Le impiegate pubbliche - un milione e ottocentomila donne, metà delle quali lavorano nella scuola - dovranno andare in pensione a 65 anni a partire il 1° gennaio 2012. La vicepresidente della Commissione europea Viviane Reding non ha concesso sconti: la pronuncia della Corte di giustizia Ue, che prevede l’equiparazione dell’età di pensionamento fra dipendenti pubblici, uomini e donne, deve essere rispettata. Inutilmente, il ministro del Welfare Maurizio Sacconi ha tentato ieri di negoziare una soluzione più «morbida»: la Reding ha negato il concetto stesso di entrata a regime graduale, affermando che il 2012 è il massimo che si possa concedere rispetto all’immediata applicazione della sentenza. E Sacconi, cifre alla mano, ha ricordato che ogni giorno di ritardo rispetto alla sentenza può costare all’Italia sino a un massimo di 714mila euro.
Nessun provvedimento punitivo è stato ancora preso dalla Commissione, ma non si possono certo rischiare multe miliardarie. «L’Italia ha avuto vent’anni di tempo per mettersi in regola, cioè da quando sono state adottate le direttive europee sulla parità, anche retributiva, fra uomini e donne - ha affermato la Reding - e ora dovrà mettere in ordine il proprio sistema. In democrazia le sentenze si rispettano. Abbiamo molto discusso con il ministro Sacconi, e siamo arrivati alla conclusione che bisogna conformarsi alla sentenza».
La patata bollente finisce così nelle mani del Consiglio dei ministri, che discuterà della questione già dopodomani, giovedì. Lo stesso Sacconi ha ammesso che l’unico veicolo legislativo a disposizione è la manovra correttiva che sta incominciando il suo percorso parlamentare in Senato. È da notare che l’Europa non chiede l’innalzamento dell’età di pensione per le impiegate pubbliche, ma lo stesso trattamento fra uomini e donne: paradossalmente, si potrebbe anche ridurre l’età di pensionamento degli uomini. Ipotesi, quest’ultima, suggerita dall’ex ministro del Lavoro Cesare Damiano (Pd), con conseguenze disastrose sui conti pubblici.
Dunque, si dovrà accelerare rispetto al lungo periodo di transizione che era stato fissato in precedenza: un percorso molto graduale, che avrebbe condotto le dipendenti della pubblica amministrazione a pensionarsi a 65 anni nel 2018. «Non appena decisa in Consiglio dei ministri la linea da tenere, ne discuteremo con i sindacati - ha confermato Sacconi al termine dell’incontro con la Reding in Lussemburgo - ma dura lex, sed lex». Sacconi ha tenuto a precisare che, in ogni caso, la questione non riguarda il settore privato.
La sentenza e la sua applicazione riguarda, nel primo anno, circa 30mila lavoratrici.

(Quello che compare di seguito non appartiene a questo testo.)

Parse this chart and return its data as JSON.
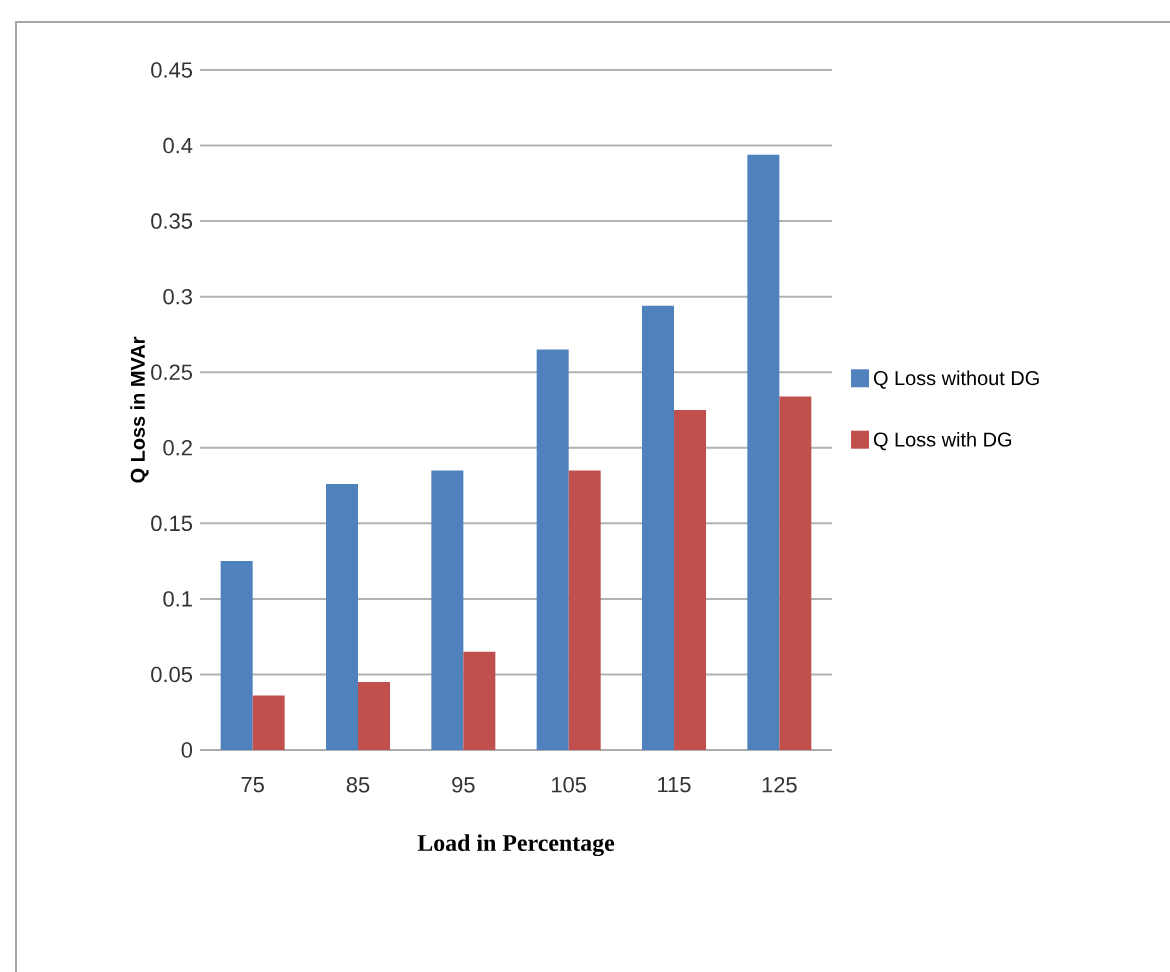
{
  "chart_data": {
    "type": "bar",
    "xlabel": "Load in Percentage",
    "ylabel": "Q Loss  in  MVAr",
    "categories": [
      "75",
      "85",
      "95",
      "105",
      "115",
      "125"
    ],
    "series": [
      {
        "name": "Q Loss without  DG",
        "color": "#4f81bd",
        "values": [
          0.125,
          0.176,
          0.185,
          0.265,
          0.294,
          0.394
        ]
      },
      {
        "name": "Q Loss with DG",
        "color": "#c0504d",
        "values": [
          0.036,
          0.045,
          0.065,
          0.185,
          0.225,
          0.234
        ]
      }
    ],
    "ylim": [
      0,
      0.45
    ],
    "yticks": [
      0,
      0.05,
      0.1,
      0.15,
      0.2,
      0.25,
      0.3,
      0.35,
      0.4,
      0.45
    ],
    "grid": "y",
    "legend": "right"
  }
}
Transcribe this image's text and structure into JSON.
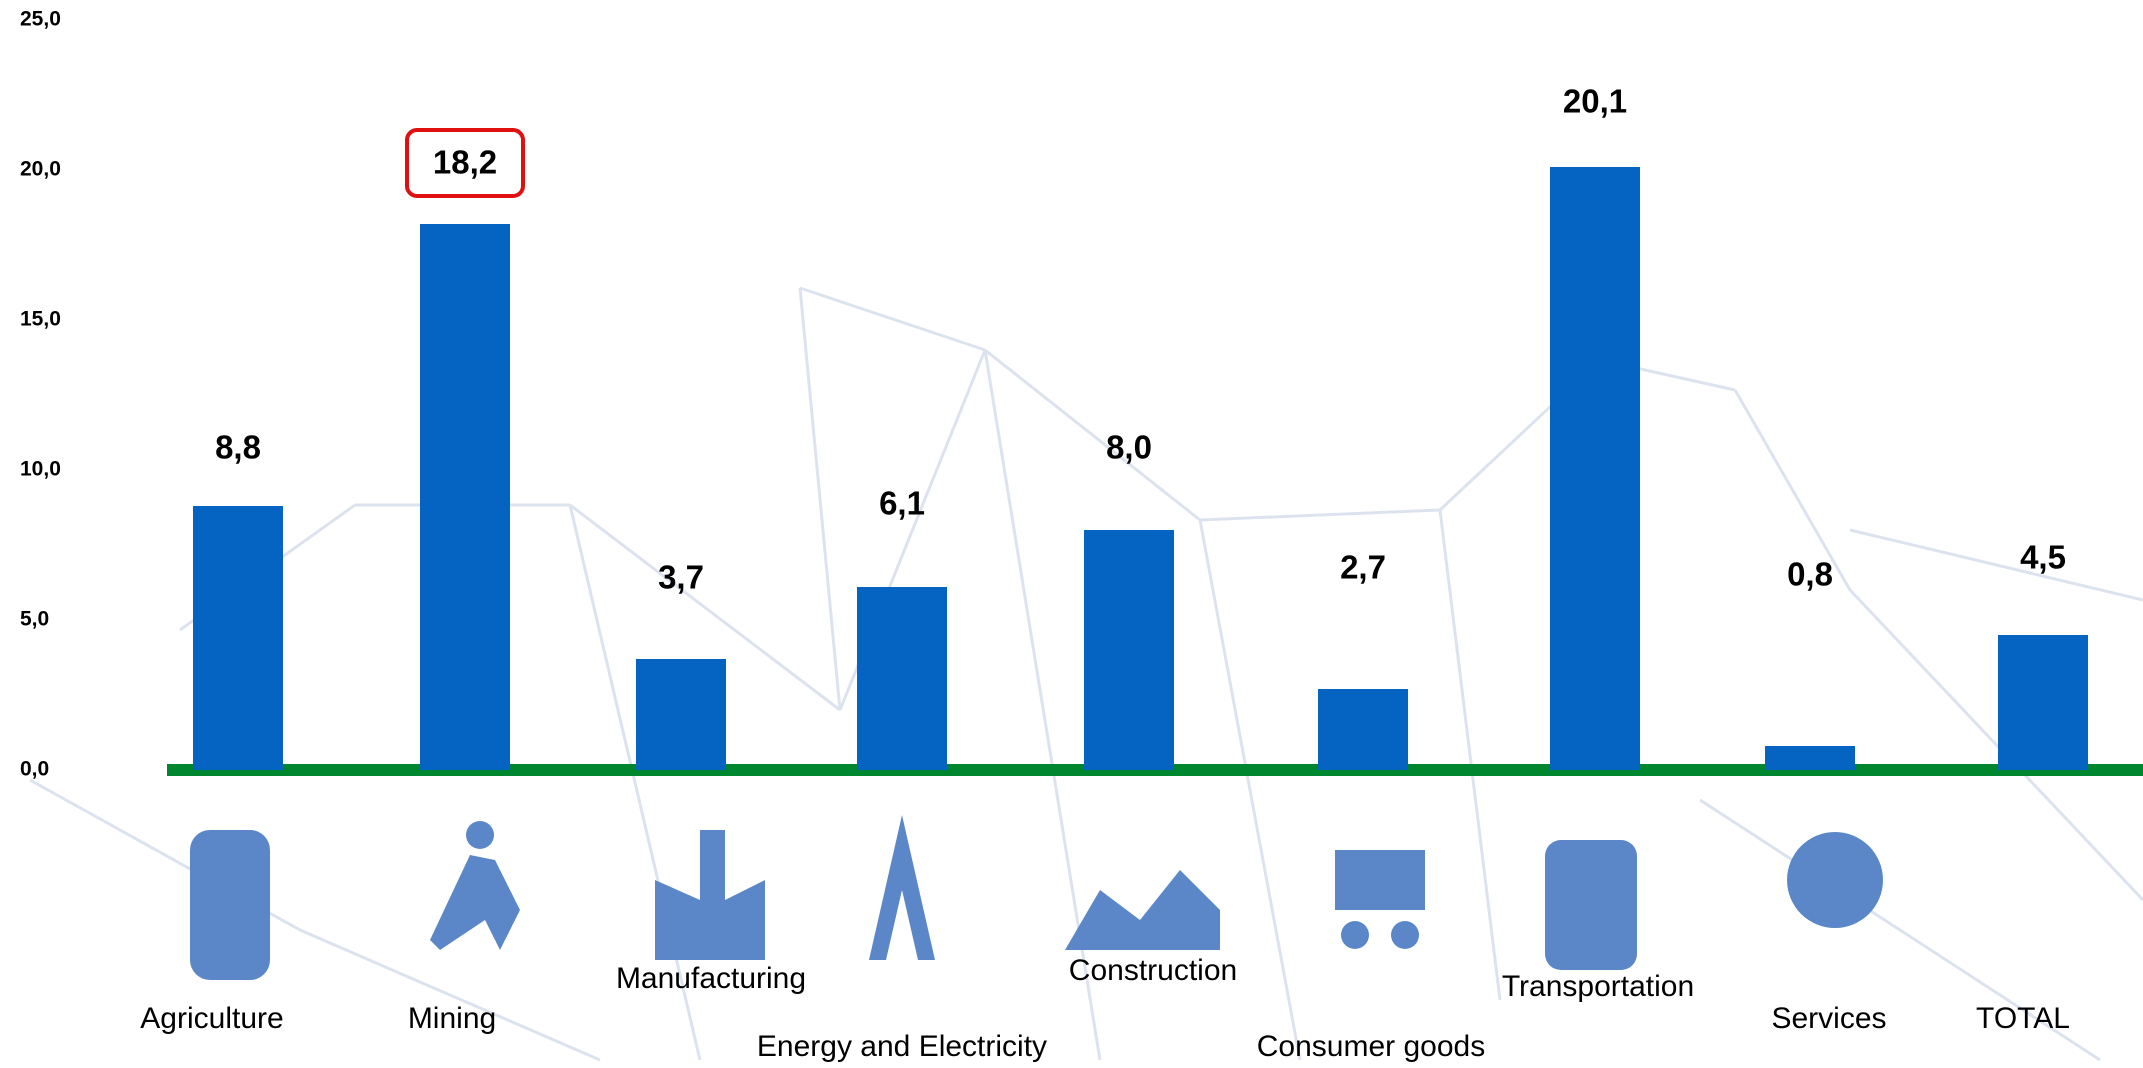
{
  "chart_data": {
    "type": "bar",
    "categories": [
      "Agriculture",
      "Mining",
      "Manufacturing",
      "Energy and Electricity",
      "Construction",
      "Consumer goods",
      "Transportation",
      "Services",
      "TOTAL"
    ],
    "values": [
      8.8,
      18.2,
      3.7,
      6.1,
      8.0,
      2.7,
      20.1,
      0.8,
      4.5
    ],
    "value_labels": [
      "8,8",
      "18,2",
      "3,7",
      "6,1",
      "8,0",
      "2,7",
      "20,1",
      "0,8",
      "4,5"
    ],
    "color": "#0563c1",
    "ylim": [
      0,
      25
    ],
    "yticks": [
      {
        "value": 0,
        "label": "0,0"
      },
      {
        "value": 5,
        "label": "5,0"
      },
      {
        "value": 10,
        "label": "10,0"
      },
      {
        "value": 15,
        "label": "15,0"
      },
      {
        "value": 20,
        "label": "20,0"
      },
      {
        "value": 25,
        "label": "25,0"
      }
    ],
    "grid": false
  }
}
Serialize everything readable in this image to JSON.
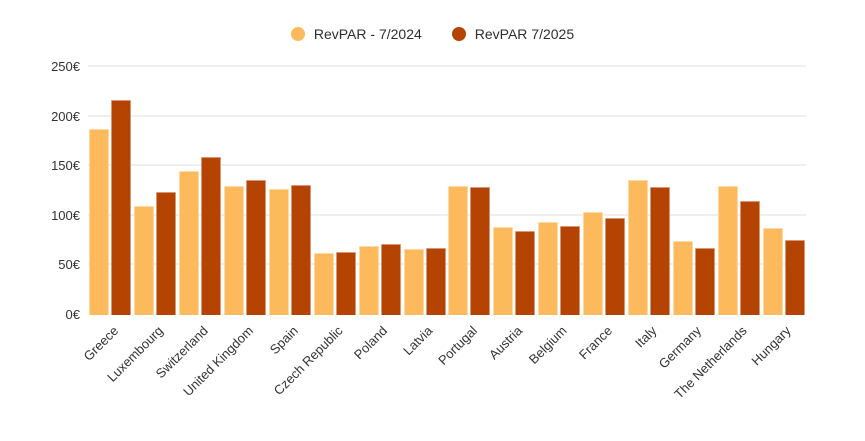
{
  "legend": [
    {
      "label": "RevPAR - 7/2024",
      "color": "#FDBA5C"
    },
    {
      "label": "RevPAR 7/2025",
      "color": "#B54301"
    }
  ],
  "chart_data": {
    "type": "bar",
    "title": "",
    "xlabel": "",
    "ylabel": "",
    "currency": "EUR",
    "categories": [
      "Greece",
      "Luxembourg",
      "Switzerland",
      "United Kingdom",
      "Spain",
      "Czech Republic",
      "Poland",
      "Latvia",
      "Portugal",
      "Austria",
      "Belgium",
      "France",
      "Italy",
      "Germany",
      "The Netherlands",
      "Hungary"
    ],
    "series": [
      {
        "name": "RevPAR - 7/2024",
        "color": "#FDBA5C",
        "values": [
          188,
          110,
          145,
          130,
          127,
          63,
          70,
          67,
          130,
          89,
          94,
          104,
          136,
          75,
          130,
          88
        ]
      },
      {
        "name": "RevPAR 7/2025",
        "color": "#B54301",
        "values": [
          217,
          124,
          159,
          136,
          131,
          64,
          72,
          68,
          129,
          85,
          90,
          98,
          129,
          68,
          115,
          76
        ]
      }
    ],
    "yticks": [
      "0€",
      "50€",
      "100€",
      "150€",
      "200€",
      "250€"
    ],
    "ytick_values": [
      0,
      50,
      100,
      150,
      200,
      250
    ],
    "ylim": [
      0,
      250
    ],
    "grid": true,
    "gridline_color": "#efefef",
    "legend_position": "top-center",
    "background_color": "#ffffff",
    "text_color": "#333333"
  }
}
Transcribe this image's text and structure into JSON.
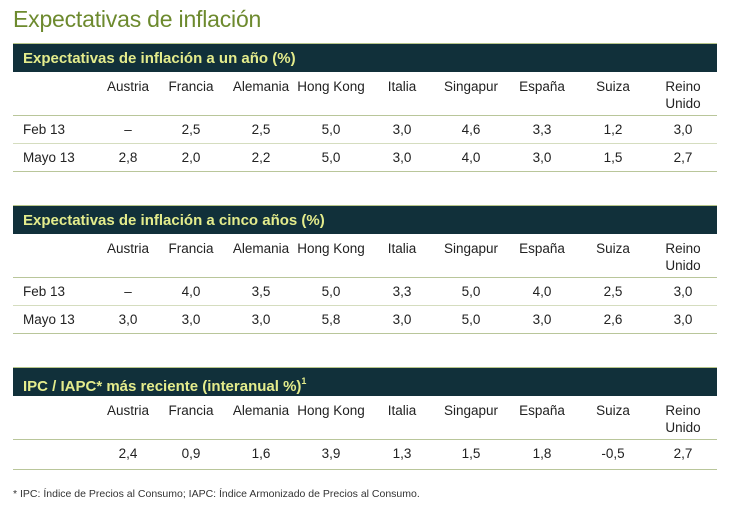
{
  "title": "Expectativas de inflación",
  "sections": [
    {
      "title": "Expectativas de inflación a un año (%)",
      "columns": [
        "Austria",
        "Francia",
        "Alemania",
        "Hong Kong",
        "Italia",
        "Singapur",
        "España",
        "Suiza",
        "Reino Unido"
      ],
      "rows": [
        {
          "label": "Feb 13",
          "values": [
            "–",
            "2,5",
            "2,5",
            "5,0",
            "3,0",
            "4,6",
            "3,3",
            "1,2",
            "3,0"
          ]
        },
        {
          "label": "Mayo 13",
          "values": [
            "2,8",
            "2,0",
            "2,2",
            "5,0",
            "3,0",
            "4,0",
            "3,0",
            "1,5",
            "2,7"
          ]
        }
      ]
    },
    {
      "title": "Expectativas de inflación a cinco años (%)",
      "columns": [
        "Austria",
        "Francia",
        "Alemania",
        "Hong Kong",
        "Italia",
        "Singapur",
        "España",
        "Suiza",
        "Reino Unido"
      ],
      "rows": [
        {
          "label": "Feb 13",
          "values": [
            "–",
            "4,0",
            "3,5",
            "5,0",
            "3,3",
            "5,0",
            "4,0",
            "2,5",
            "3,0"
          ]
        },
        {
          "label": "Mayo 13",
          "values": [
            "3,0",
            "3,0",
            "3,0",
            "5,8",
            "3,0",
            "5,0",
            "3,0",
            "2,6",
            "3,0"
          ]
        }
      ]
    },
    {
      "title": "IPC / IAPC* más reciente (interanual %)",
      "title_sup": "1",
      "columns": [
        "Austria",
        "Francia",
        "Alemania",
        "Hong Kong",
        "Italia",
        "Singapur",
        "España",
        "Suiza",
        "Reino Unido"
      ],
      "rows": [
        {
          "label": "",
          "values": [
            "2,4",
            "0,9",
            "1,6",
            "3,9",
            "1,3",
            "1,5",
            "1,8",
            "-0,5",
            "2,7"
          ]
        }
      ]
    }
  ],
  "footnote": "* IPC: Índice de Precios al Consumo; IAPC: Índice Armonizado de Precios al Consumo."
}
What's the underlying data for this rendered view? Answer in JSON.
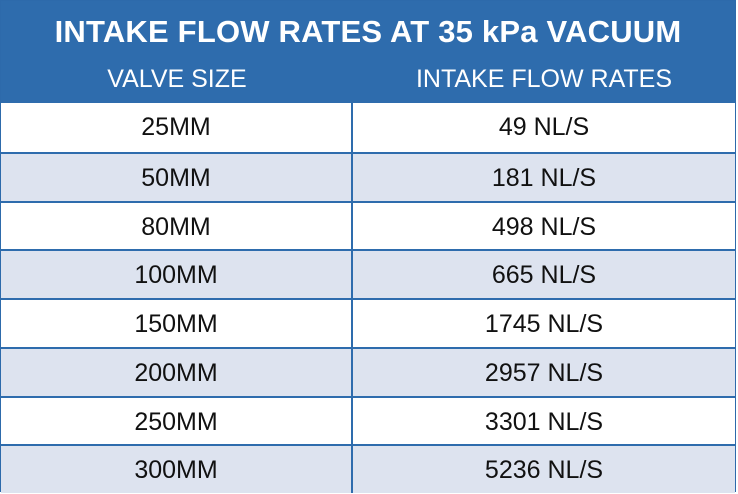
{
  "table": {
    "title": "INTAKE FLOW RATES AT 35 kPa VACUUM",
    "columns": [
      "VALVE SIZE",
      "INTAKE FLOW RATES"
    ],
    "rows": [
      [
        "25MM",
        "49 NL/S"
      ],
      [
        "50MM",
        "181 NL/S"
      ],
      [
        "80MM",
        "498 NL/S"
      ],
      [
        "100MM",
        "665 NL/S"
      ],
      [
        "150MM",
        "1745 NL/S"
      ],
      [
        "200MM",
        "2957 NL/S"
      ],
      [
        "250MM",
        "3301 NL/S"
      ],
      [
        "300MM",
        "5236 NL/S"
      ]
    ]
  },
  "colors": {
    "header_bg": "#2e6cad",
    "row_alt_bg": "#dde3ef",
    "row_bg": "#ffffff"
  }
}
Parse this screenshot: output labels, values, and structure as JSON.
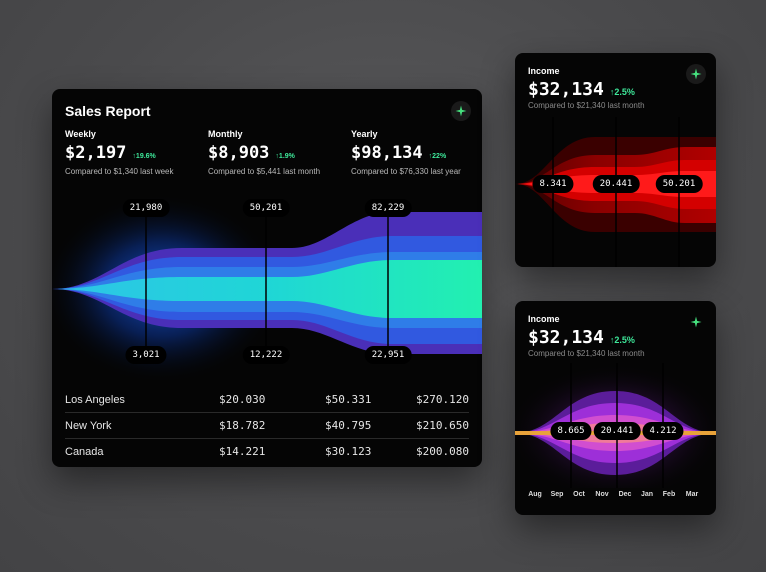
{
  "sales": {
    "title": "Sales Report",
    "metrics": [
      {
        "label": "Weekly",
        "value": "$2,197",
        "change": "↑19.6%",
        "compare": "Compared to $1,340 last week"
      },
      {
        "label": "Monthly",
        "value": "$8,903",
        "change": "↑1.9%",
        "compare": "Compared to $5,441 last month"
      },
      {
        "label": "Yearly",
        "value": "$98,134",
        "change": "↑22%",
        "compare": "Compared to $76,330 last year"
      }
    ],
    "markers": [
      {
        "top": "21,980",
        "bottom": "3,021"
      },
      {
        "top": "50,201",
        "bottom": "12,222"
      },
      {
        "top": "82,229",
        "bottom": "22,951"
      }
    ],
    "rows": [
      {
        "city": "Los Angeles",
        "a": "$20.030",
        "b": "$50.331",
        "c": "$270.120"
      },
      {
        "city": "New York",
        "a": "$18.782",
        "b": "$40.795",
        "c": "$210.650"
      },
      {
        "city": "Canada",
        "a": "$14.221",
        "b": "$30.123",
        "c": "$200.080"
      }
    ]
  },
  "income_red": {
    "label": "Income",
    "value": "$32,134",
    "change": "↑2.5%",
    "compare": "Compared to $21,340 last month",
    "markers": [
      "8.341",
      "20.441",
      "50.201"
    ]
  },
  "income_purple": {
    "label": "Income",
    "value": "$32,134",
    "change": "↑2.5%",
    "compare": "Compared to $21,340 last month",
    "markers": [
      "8.665",
      "20.441",
      "4.212"
    ],
    "months": [
      "Aug",
      "Sep",
      "Oct",
      "Nov",
      "Dec",
      "Jan",
      "Feb",
      "Mar"
    ]
  },
  "colors": {
    "accent_green": "#3ee89a",
    "sparkle": "#46e07e"
  }
}
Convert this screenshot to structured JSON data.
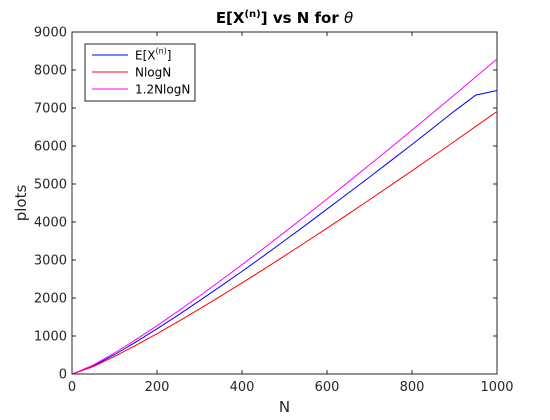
{
  "chart_data": {
    "type": "line",
    "title": "E[X^{(n)}] vs N for θ",
    "title_parts": {
      "main": "E[X",
      "sup": "(n)",
      "rest": "] vs N for ",
      "symbol": "θ"
    },
    "xlabel": "N",
    "ylabel": "plots",
    "xlim": [
      0,
      1000
    ],
    "ylim": [
      0,
      9000
    ],
    "xticks": [
      0,
      200,
      400,
      600,
      800,
      1000
    ],
    "yticks": [
      0,
      1000,
      2000,
      3000,
      4000,
      5000,
      6000,
      7000,
      8000,
      9000
    ],
    "grid": false,
    "legend_position": "top-left",
    "x": [
      1,
      50,
      100,
      150,
      200,
      250,
      300,
      350,
      400,
      450,
      500,
      550,
      600,
      650,
      700,
      750,
      800,
      850,
      900,
      950,
      1000
    ],
    "series": [
      {
        "name": "E[X^{(n)}]",
        "legend_parts": {
          "main": "E[X",
          "sup": "(n)",
          "rest": "]"
        },
        "color": "#0000ff",
        "values": [
          0,
          210,
          510,
          840,
          1190,
          1550,
          1930,
          2310,
          2700,
          3100,
          3510,
          3920,
          4340,
          4760,
          5180,
          5610,
          6040,
          6480,
          6920,
          7340,
          7460
        ]
      },
      {
        "name": "NlogN",
        "color": "#ff0000",
        "values": [
          0,
          196,
          461,
          752,
          1060,
          1380,
          1711,
          2051,
          2397,
          2749,
          3107,
          3470,
          3838,
          4209,
          4586,
          4965,
          5348,
          5734,
          6122,
          6515,
          6908
        ]
      },
      {
        "name": "1.2NlogN",
        "color": "#ff00ff",
        "values": [
          0,
          235,
          553,
          902,
          1272,
          1656,
          2053,
          2461,
          2876,
          3299,
          3729,
          4164,
          4606,
          5051,
          5503,
          5958,
          6418,
          6881,
          7346,
          7818,
          8290
        ]
      }
    ]
  }
}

Secondo i calcoli fatti in occasione del provvedimento che graduava le uscite fino al 2018, il risparmio dovrebbe essere fra i 200 e i 250 milioni di euro l’anno (2,5 miliardi in dieci anni). L’accelerazione imposta dalla Commissione farebbe dunque lievitare la cifra dei risparmi, anche se - ricorda il vicepresidente della Commissione lavoro della Camera, Giuliano Cazzola - molte donne potrebbero maturare i requisiti per il pensionamento di anzianità, sfuggendo alla prescrizione europea.
I sindacati accusano il governo di ritardi e inadempienze, e definiscono inaccettabile l’ipotesi di «fare cassa» sulle spalle delle donne. «Anticipare bruscamente al 2012 l’innalzamento dell’età pensionabile produrrebbe uno scarto traumatico nei progetti di vita lavorativa di tutte le lavoratrici», ha detto Marina Porro dell’Ugl. Sacconi invita i sindacati a «non scioperare contro la pioggia». Ma non tutte le donne della Pubblica amministrazione - che rappresentano il 55% dell’intero pubblico impiego con un’età media di 48 anni e un’anzianità di servizio che, sempre in media, raggiunge i 17 anni e otto mesi - vedono questa misura come una punizione. Le 11.500 ostetriche del Servizio sanitario nazionale, ad esempio, sono favorevoli all’allungamento della vita lavorativa.

Enrico Letta (Pd) ammette che «l’invito europeo ha un senso, ma a patto di usare le risorse che si liberano per aiutare le donne». Coi risparmi, il governo potrebbe finanziare misure a favore delle dipendenti pubbliche e, in generale, delle lavoratrici.